# LaxCG: Channel with a circular bump

This example uses LaxCG in Inciter to compute a stationary flow field in a channel with a circular bump on the lower wall at low and high Mach numbers.

This is a popular test problem, also known as Ni's test case. The problem consists of a channel with a circular bump in the bottom. The length of the channel is 3 units, its height is 1, and the width is 0.5. For the high-Mach-number case we set the inlet Mach number equal to 0.675 and for the low-Ma case to 0.001. Since the solution converges to steady state, the most efficient ways to compute this problem are to use implicit time marching or local time stepping [1] of which LaxCG implements the latter allowing taking larger time steps for larger cells.

## Problem setup

The mesh, shown below, consists of 59,686 tetrahedra connecting 11,686 points. The initial conditions prescribe the Mach number of 0.675 and 0.001. At the inlet and outlet characteristic farfield boundary conditions are applied, while at the four sides symmetry (free-slip) boundary conditions are set.

## Code revision to reproduce

To reproduce the results below, use code revision 43ba64a and the control file below.

## Control file

-- vim: filetype=lua: print "Bump" ttyi = 1000 cfl = 0.7 solver = "riecg" --solver = "laxcg" flux = "hllc" steady = true residual = 1.0e-14 rescomp = 1 part = "rcb" mat = { spec_heat_ratio = 1.4 } -- free stream rho = 1.225 pre = 101325.0 mach = 0.675 --mach = 0.001 c = math.sqrt(mat.spec_heat_ratio * pre / rho) print("Free-stream Mach number = ",mach) ic = { density = rho, pressure = pre, velocity = { c*mach, 0.0, 0.0 } } velinf = ic.velocity bc_sym = { sideset = { 3 } } bc_far = { density = ic.density, pressure = ic.pressure, velocity = ic.velocity, sideset = { 4 } } fieldout = { iter = 1000 } diag = { iter = 10, format = "scientific", precision = 12 }

The `solver`

and `mach`

keywords above can be used to configure the solver and the Mach number.

## Run on 32 CPUs

./charmrun +p32 Main/inciter -i bump.exo -c bump.q -r 100000

## Convergence to steady state

The figures below depict the convergence history of the L2-norms of the residuals of the conserved quantities for the high-Ma case running RieCG and LaxCG, showing that both solvers converge.
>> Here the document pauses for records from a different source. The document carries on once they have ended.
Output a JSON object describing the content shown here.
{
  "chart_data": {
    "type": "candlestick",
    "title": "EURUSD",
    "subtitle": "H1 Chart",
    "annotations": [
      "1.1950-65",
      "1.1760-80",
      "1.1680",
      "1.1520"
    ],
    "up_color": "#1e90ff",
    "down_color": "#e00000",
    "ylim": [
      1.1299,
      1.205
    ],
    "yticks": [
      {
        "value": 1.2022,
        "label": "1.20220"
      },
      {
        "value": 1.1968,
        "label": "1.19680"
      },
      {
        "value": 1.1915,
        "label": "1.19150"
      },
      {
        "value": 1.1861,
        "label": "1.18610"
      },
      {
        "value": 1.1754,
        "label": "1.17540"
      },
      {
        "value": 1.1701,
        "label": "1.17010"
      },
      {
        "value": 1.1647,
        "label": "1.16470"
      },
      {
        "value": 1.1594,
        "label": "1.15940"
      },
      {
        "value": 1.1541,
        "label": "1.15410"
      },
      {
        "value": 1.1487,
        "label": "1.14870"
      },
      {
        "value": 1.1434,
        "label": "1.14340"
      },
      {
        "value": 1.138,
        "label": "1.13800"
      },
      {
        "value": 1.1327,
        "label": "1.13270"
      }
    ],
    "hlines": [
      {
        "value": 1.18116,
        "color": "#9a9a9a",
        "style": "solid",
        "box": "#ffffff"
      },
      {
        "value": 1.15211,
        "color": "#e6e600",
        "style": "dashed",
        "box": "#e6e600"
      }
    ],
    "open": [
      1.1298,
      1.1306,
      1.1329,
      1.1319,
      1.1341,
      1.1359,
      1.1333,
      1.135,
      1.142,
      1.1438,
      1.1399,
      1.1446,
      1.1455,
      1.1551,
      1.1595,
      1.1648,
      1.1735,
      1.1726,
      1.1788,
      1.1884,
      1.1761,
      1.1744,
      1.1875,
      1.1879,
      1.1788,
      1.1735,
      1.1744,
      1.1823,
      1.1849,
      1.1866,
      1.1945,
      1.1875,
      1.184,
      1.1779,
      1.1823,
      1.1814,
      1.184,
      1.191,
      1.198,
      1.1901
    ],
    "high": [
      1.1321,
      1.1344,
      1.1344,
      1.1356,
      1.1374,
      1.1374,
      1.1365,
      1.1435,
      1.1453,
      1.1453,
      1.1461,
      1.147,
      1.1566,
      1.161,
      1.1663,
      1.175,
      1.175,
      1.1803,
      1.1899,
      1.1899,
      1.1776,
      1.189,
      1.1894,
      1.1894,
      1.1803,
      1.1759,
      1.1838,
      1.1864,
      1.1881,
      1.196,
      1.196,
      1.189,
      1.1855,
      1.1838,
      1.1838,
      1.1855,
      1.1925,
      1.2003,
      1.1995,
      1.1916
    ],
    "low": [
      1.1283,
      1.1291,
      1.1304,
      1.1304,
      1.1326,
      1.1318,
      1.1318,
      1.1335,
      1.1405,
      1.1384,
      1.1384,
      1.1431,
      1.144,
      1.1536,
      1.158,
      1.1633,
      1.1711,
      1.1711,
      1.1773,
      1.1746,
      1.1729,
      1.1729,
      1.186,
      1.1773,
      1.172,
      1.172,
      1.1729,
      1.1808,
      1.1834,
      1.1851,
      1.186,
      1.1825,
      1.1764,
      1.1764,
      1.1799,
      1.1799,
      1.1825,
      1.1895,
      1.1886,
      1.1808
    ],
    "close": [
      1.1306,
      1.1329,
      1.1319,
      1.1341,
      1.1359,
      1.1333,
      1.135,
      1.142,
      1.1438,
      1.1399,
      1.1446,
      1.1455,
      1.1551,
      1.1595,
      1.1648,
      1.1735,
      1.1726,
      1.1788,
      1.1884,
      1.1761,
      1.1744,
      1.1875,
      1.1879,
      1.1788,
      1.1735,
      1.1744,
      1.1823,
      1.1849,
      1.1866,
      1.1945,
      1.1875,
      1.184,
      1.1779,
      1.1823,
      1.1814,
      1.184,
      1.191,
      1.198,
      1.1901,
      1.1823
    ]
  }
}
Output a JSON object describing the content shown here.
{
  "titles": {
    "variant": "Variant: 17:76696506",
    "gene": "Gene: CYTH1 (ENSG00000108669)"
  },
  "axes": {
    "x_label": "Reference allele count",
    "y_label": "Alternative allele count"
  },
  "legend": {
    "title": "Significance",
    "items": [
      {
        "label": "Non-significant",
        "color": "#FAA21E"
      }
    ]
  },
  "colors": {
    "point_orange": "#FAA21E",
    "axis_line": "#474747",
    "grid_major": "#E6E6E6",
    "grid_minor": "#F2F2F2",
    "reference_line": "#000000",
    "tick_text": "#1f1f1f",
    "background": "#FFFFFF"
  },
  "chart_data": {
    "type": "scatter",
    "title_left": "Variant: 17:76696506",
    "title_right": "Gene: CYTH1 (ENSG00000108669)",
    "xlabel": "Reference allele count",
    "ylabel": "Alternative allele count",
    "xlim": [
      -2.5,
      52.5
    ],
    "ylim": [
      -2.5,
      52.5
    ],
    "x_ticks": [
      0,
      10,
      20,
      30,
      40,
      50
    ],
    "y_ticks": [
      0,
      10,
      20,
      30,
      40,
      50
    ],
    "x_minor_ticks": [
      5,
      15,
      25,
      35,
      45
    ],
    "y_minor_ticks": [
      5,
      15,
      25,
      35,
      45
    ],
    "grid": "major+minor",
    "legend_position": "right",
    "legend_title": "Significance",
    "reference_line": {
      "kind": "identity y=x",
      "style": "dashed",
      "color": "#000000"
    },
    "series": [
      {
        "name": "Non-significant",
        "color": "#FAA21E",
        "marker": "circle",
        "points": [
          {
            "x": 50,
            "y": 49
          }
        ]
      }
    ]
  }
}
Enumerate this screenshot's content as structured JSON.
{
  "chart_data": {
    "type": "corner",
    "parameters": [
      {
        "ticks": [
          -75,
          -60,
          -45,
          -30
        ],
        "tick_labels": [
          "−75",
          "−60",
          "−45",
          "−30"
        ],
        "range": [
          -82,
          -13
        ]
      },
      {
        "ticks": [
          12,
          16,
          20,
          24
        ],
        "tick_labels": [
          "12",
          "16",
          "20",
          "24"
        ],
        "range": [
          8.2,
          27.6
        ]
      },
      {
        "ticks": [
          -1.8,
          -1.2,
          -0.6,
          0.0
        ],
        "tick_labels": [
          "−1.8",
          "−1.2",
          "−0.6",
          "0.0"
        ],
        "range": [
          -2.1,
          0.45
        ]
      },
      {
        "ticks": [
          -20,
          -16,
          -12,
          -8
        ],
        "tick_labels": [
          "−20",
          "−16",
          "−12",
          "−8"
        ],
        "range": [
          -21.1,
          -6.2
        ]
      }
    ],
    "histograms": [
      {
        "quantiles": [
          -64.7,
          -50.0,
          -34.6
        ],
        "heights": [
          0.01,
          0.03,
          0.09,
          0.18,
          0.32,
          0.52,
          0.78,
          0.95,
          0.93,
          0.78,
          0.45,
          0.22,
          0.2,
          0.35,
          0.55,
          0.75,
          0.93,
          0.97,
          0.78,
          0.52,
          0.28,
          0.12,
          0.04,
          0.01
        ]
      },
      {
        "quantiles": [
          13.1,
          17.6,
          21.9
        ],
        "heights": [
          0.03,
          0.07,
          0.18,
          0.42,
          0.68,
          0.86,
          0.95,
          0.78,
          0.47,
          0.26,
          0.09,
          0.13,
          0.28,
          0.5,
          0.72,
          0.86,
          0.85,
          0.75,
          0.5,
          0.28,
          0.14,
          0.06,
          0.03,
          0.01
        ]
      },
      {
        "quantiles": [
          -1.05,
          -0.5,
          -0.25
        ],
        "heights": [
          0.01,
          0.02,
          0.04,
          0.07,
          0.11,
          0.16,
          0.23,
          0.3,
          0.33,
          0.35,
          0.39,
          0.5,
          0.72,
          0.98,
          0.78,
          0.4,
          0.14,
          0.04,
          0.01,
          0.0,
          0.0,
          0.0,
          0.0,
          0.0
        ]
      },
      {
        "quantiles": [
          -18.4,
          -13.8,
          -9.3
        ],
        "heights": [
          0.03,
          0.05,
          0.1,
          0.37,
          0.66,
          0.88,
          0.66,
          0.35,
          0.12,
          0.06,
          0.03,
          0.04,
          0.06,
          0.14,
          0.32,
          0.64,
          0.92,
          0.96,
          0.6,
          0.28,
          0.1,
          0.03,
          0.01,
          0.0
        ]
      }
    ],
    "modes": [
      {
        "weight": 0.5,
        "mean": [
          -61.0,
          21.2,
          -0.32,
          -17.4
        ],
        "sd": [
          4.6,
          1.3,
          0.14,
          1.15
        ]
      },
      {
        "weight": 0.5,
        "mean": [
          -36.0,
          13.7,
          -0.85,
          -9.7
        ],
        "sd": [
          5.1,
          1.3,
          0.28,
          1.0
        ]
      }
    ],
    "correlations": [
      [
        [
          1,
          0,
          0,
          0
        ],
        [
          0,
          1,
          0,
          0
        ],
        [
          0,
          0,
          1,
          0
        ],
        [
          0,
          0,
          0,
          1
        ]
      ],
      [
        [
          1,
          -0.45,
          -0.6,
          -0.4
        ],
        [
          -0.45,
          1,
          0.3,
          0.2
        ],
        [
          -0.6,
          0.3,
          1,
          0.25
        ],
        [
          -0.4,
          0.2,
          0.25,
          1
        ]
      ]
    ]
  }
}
The next two figures show that computing the low-Ma case RieCG fails to converge, while the preconditioning facilitates convergence of the LaxCG solver.

## Visualization

ParaView can be used for interactive visualization of the numerically computed 3D fields as

`paraview out.e-s.0.32.0`

The converged Mach number distribution on the channel surface is depicted below, computed by the LaxCG solver for both Mach number configurations.